Getting your practice mentioned by name instead of left out
Practices that get named specifically tend to have detailed, current information sitting in the exact places ChatGPT looks: their own site, hospital directories, insurer listings, and review platforms. Getting mentioned is less about ranking and more about giving the model unambiguous, procedure-specific facts to repeat, such as which elective procedures you perform, where you operate, and what your patients have said about a specific type of surgery like a partial knee replacement or an anterior hip approach.

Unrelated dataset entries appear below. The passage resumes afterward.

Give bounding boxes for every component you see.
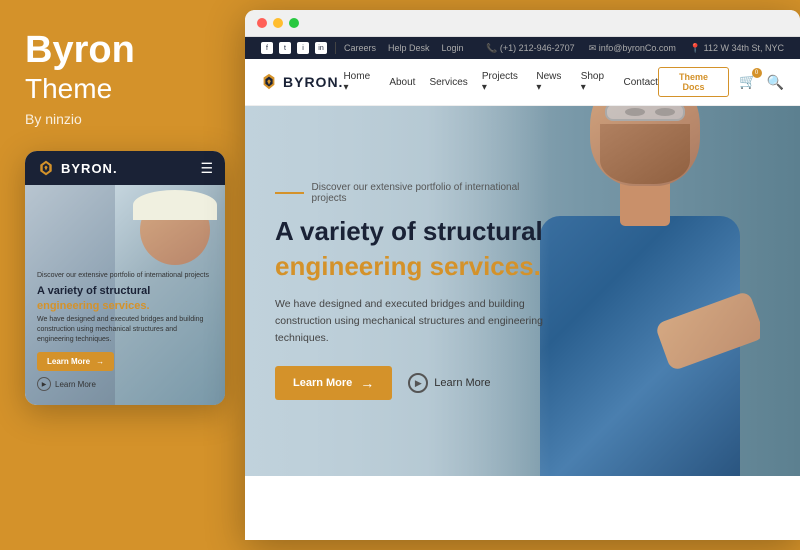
mobile-logo-icon: [37, 159, 55, 177]
desktop-hero-tagline: Discover our extensive portfolio of inte…: [275, 182, 545, 204]
arrow-icon: →: [360, 375, 374, 391]
desktop-topbar: f t i in Careers Help Desk Login 📞 (+1) …: [245, 37, 800, 59]
theme-by: By ninzio: [25, 111, 135, 127]
nav-projects[interactable]: Projects ▾: [482, 71, 523, 93]
nav-home[interactable]: Home ▾: [343, 71, 375, 93]
desktop-hero-buttons: Learn More → ▶ Learn More: [275, 366, 545, 400]
twitter-icon[interactable]: t: [279, 42, 291, 54]
window-minimize-dot: [273, 18, 283, 28]
theme-subtitle: Theme: [25, 72, 135, 106]
topbar-address: 📍 112 W 34th St, NYC: [690, 43, 784, 54]
desktop-hero-title: A variety of structural: [275, 216, 545, 247]
desktop-nav-logo-text: BYRON.: [283, 74, 343, 90]
nav-services[interactable]: Services: [429, 77, 467, 88]
search-icon[interactable]: 🔍: [767, 74, 784, 91]
topbar-email: ✉ info@byronCo.com: [589, 43, 676, 54]
desktop-logo-icon: [261, 73, 277, 91]
hero-learn-more-secondary-button[interactable]: ▶ Learn More: [408, 373, 490, 393]
desktop-hero-title-block: A variety of structural engineering serv…: [275, 216, 545, 296]
theme-docs-button[interactable]: Theme Docs: [658, 67, 729, 97]
tagline-line: [275, 192, 304, 194]
desktop-mockup: f t i in Careers Help Desk Login 📞 (+1) …: [245, 10, 800, 540]
play-circle-icon: ▶: [37, 377, 51, 391]
desktop-hero-desc: We have designed and executed bridges an…: [275, 296, 545, 346]
cart-badge: 0: [752, 68, 762, 78]
mobile-logo-area: BYRON.: [37, 159, 118, 177]
mobile-logo-text: BYRON.: [61, 161, 118, 176]
topbar-divider: [335, 42, 336, 54]
nav-news[interactable]: News ▾: [536, 71, 566, 93]
theme-title: Byron: [25, 30, 135, 72]
desktop-hero: Discover our extensive portfolio of inte…: [245, 106, 800, 476]
desktop-topbar-links: Careers Help Desk Login: [344, 43, 464, 53]
desktop-topbar-social: f t i in: [261, 42, 327, 54]
login-link[interactable]: Login: [442, 43, 464, 53]
nav-contact[interactable]: Contact: [623, 77, 657, 88]
left-panel: Byron Theme By ninzio BYRON. ☰: [0, 0, 245, 550]
mobile-btn-secondary[interactable]: ▶ Learn More: [37, 377, 213, 391]
desktop-topbar-right: 📞 (+1) 212-946-2707 ✉ info@byronCo.com 📍…: [486, 43, 784, 54]
theme-title-block: Byron Theme By ninzio: [25, 30, 135, 151]
mobile-hero-desc: We have designed and executed bridges an…: [37, 315, 213, 344]
window-close-dot: [257, 18, 267, 28]
desktop-nav-links: Home ▾ About Services Projects ▾ News ▾ …: [343, 71, 657, 93]
mobile-hero-tagline: Discover our extensive portfolio of inte…: [37, 271, 213, 280]
facebook-icon[interactable]: f: [261, 42, 273, 54]
careers-link[interactable]: Careers: [344, 43, 376, 53]
mobile-hero-title-orange: engineering services.: [37, 300, 150, 312]
play-circle-icon: ▶: [408, 373, 428, 393]
mobile-hero: Discover our extensive portfolio of inte…: [25, 185, 225, 405]
helpdesk-link[interactable]: Help Desk: [388, 43, 430, 53]
desktop-navbar: BYRON. Home ▾ About Services Projects ▾ …: [245, 59, 800, 106]
desktop-hero-content: Discover our extensive portfolio of inte…: [245, 106, 575, 476]
cart-button[interactable]: 🛒 0: [739, 73, 756, 91]
window-maximize-dot: [289, 18, 299, 28]
desktop-nav-actions: Theme Docs 🛒 0 🔍: [658, 67, 784, 97]
mobile-btn-primary[interactable]: Learn More →: [37, 352, 114, 371]
desktop-hero-title-orange: engineering services.: [275, 251, 545, 282]
hero-learn-more-button[interactable]: Learn More →: [275, 366, 392, 400]
nav-about[interactable]: About: [389, 77, 415, 88]
desktop-topbar-left: f t i in Careers Help Desk Login: [261, 42, 464, 54]
topbar-phone: 📞 (+1) 212-946-2707: [486, 43, 575, 54]
mobile-top-bar: BYRON. ☰: [25, 151, 225, 185]
arrow-icon: →: [96, 357, 104, 366]
mobile-hero-content: Discover our extensive portfolio of inte…: [25, 185, 225, 405]
desktop-nav-logo[interactable]: BYRON.: [261, 73, 343, 91]
mobile-mockup: BYRON. ☰ Discover our extensive portfoli…: [25, 151, 225, 405]
nav-shop[interactable]: Shop ▾: [581, 71, 610, 93]
instagram-icon[interactable]: i: [297, 42, 309, 54]
mobile-hero-title: A variety of structural engineering serv…: [37, 284, 213, 313]
desktop-window-bar: [245, 10, 800, 37]
mobile-menu-icon[interactable]: ☰: [200, 160, 213, 177]
linkedin-icon[interactable]: in: [315, 42, 327, 54]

The practical work is making sure every one of those sources says the same accurate thing. That means your practice website names the specific procedures you perform rather than only general categories, your hospital affiliation and location are current everywhere they're listed, and you have enough procedure-specific reviews that a model can associate your name with a specific surgery, not just a specialty. When a patient's prompt is specific, such as an example like "outpatient hip replacement surgeon" paired with a nearby city, a model can only answer with your name if a source somewhere ties those exact terms together.
A quick self-audit before you assume patients can find you
Before deciding whether your visibility on ChatGPT and similar tools needs attention, answer these plainly, without checking anything first:
Do you know what your hospital system's physician directory currently says about your subspecialty and location, without opening it to check? Can you name three reviews that mention a specific procedure you perform, or are your reviews mostly generic praise? Does your website state plainly which elective procedures you do, how recovery typically looks, and how you handle insurance pre-authorization? If a patient asked ChatGPT to compare you to another surgeon in your area for a second opinion, do you have any idea what it would say?